Coconut Milk Chocolate Truffles

Photo by Bruno Bueno on Pexels.com

Ganache Ingredients

  • 2/3 cup coconut milk or cream
  • 10 oz ( g) milk chocolate, finely chopped
  • 1 tsp vanilla
  • 2 tbsp coconut oil
  • 1/8 tsp salt
  • shredded coconut (optional, see notes and trouble-shooting tips)
  • dried coconut milk/cream powder (optional, see notes and trouble-shooting tips)

Coating Ingredients

  • 8 oz. (500 g) dark chocolate
  • chocolate sprinkles, Oreo cookie crumbs, coconut or other garnish (optional)*

Ganache Mixing Instructions (option 1 – add chocolate to warmed cream)

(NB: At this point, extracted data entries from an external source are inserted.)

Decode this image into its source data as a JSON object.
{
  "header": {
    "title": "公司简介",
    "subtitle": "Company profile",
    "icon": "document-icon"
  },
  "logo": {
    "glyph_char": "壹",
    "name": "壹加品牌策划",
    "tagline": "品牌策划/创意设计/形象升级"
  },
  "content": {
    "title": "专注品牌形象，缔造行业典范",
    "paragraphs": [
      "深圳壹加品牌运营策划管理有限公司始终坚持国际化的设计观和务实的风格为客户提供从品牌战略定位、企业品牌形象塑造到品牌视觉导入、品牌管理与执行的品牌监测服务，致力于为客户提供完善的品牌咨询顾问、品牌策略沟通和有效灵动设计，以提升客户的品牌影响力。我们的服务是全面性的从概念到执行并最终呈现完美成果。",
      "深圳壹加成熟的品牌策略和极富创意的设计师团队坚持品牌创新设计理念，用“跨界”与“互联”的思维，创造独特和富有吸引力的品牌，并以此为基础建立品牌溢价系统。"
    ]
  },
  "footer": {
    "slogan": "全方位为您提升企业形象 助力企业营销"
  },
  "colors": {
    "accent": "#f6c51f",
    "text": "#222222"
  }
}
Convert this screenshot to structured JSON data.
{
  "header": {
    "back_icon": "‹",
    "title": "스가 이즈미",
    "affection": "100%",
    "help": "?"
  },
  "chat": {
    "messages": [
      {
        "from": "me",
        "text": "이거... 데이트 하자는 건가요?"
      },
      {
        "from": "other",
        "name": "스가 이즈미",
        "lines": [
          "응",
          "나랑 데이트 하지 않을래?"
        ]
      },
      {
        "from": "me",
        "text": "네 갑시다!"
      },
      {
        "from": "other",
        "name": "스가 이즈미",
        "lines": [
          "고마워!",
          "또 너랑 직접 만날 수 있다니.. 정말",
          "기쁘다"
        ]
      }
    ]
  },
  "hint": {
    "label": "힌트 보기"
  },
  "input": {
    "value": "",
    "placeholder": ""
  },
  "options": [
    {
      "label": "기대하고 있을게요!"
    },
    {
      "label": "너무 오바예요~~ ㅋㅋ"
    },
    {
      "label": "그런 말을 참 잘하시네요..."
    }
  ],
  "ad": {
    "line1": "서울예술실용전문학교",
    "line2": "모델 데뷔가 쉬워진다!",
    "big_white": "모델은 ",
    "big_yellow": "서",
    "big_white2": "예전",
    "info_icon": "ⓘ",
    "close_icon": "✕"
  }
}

  1. heat coconut milk or cream with coconut oil and salt until boiling in bowl (microwave or oven) or pot (stove top)
  2. let heated coconut cream sit a few minutes before next step
  3. add chopped chocolate to the bowl/pot in which you have warmed cream
  4. gently move the chocolate so the warmed coconut cream covers it, do not stir yet
  5. let the chocolate and coconut cream sit for a few minutes to warm the chocolate
  6. mix just until the chocolate is melted and the ganache is smooth
  7. add in vanilla
  8. mix just until the ganache is smooth
  9. transfer to a container or leave in existing bowl/pot until the ganache has set

Ganache Mixing Instructions (option 2 – add warmed cream to chocolate)

  1. place chopped chocolate into bowl
  2. heat coconut cream with coconut oil and salt in microwave or on stovetop until boiling
  3. let heated coconut cream sit a few minutes before next step
  4. add warmed coconut cream to the bowl in which you have placed the chopped chocolate
  5. gently move the chocolate so the warmed coconut cream covers it, do not stir yet
  6. let the chocolate and coconut cream sit for a few minutes to warm the chocolate
  7. mix just until chocolate is melted and the ganache is smooth
  8. add in vanilla
  9. mix just until the ganache is smooth
  10. transfer to a container or leave in existing bowl until the ganache has set

Ganache Mixing Instructions (option 2b – add warmed cream to chocolate in food processor)

  1. finely chop chocolate in food processor
  2. heat coconut cream with coconut oil and salt until boiling
  3. let heated coconut cream sit a few minutes before next step
  4. add warmed coconut cream into food processor
  5. process briefly (10-20 seconds), just until combined
  6. add in vanilla
  7. process briefly, just until combined
  8. transfer to a container until the ganache has set

Ganache Setting Instructions

  1. time permitting, let ganache sit until reaches room temperature then cover with plastic wrap or bowl/pot lid
  2. time permitting, let ganache sit covered overnight at room temperature to completely set
  3. once the ganache has set you can store in fridge or freezer until you are ready to scoop and form truffle centres, this should not affect the ganache. Before scooping / forming truffle centres the ganache should be left at room temperature long enough so that it can be scooped.
  4. alternatively you can cover the ganache and cool immediately in fridge or freezer but it may affect texture a bit

Ganache Scooping Instructions

  1. scoop using size 100 (approximately 2 tsp) scoop onto parchment or waxed paper lined sheet
  2. gently shape scooped centres into spheres, remembering that truffles do not need to be perfectly round
  3. if the centres are quite soft, you may want to let them set a bit before you gently form into spheres and so that they are a bit easier to dip

Notes

Makes xx truffles using size 100 scoop

My ganache was too thin, so I tried whipping it, but it was still too thin. So I added some shredded coconut as well as some powdered coconut milk/cream.

The powdered coconut milk/cream that I used contains milk products (as of course did the milk chocolate; if you want to ensure your coconut truffles are dairy-free and you want to thicken with powdered coconut milk/cream, ensure that it is dairy-free.

Trouble-Shooting Tips

If the truffle ganache is too soft to scoop and dip, you can whip the ganache and let it sit again. Or you can warm up the ganache, add some more finely chopped chocolate, stirring until the additional chocolate is fully melted and incorporated then let the ganache re-set. You can also add shredded coconut and/or some powdered coconut milk/cream.

If the truffle ganache is too thick or is crumbly, you can warm up the ganache, add some warmed cream, stirring until the additional cream is fully incorporated then let the ganache re-set.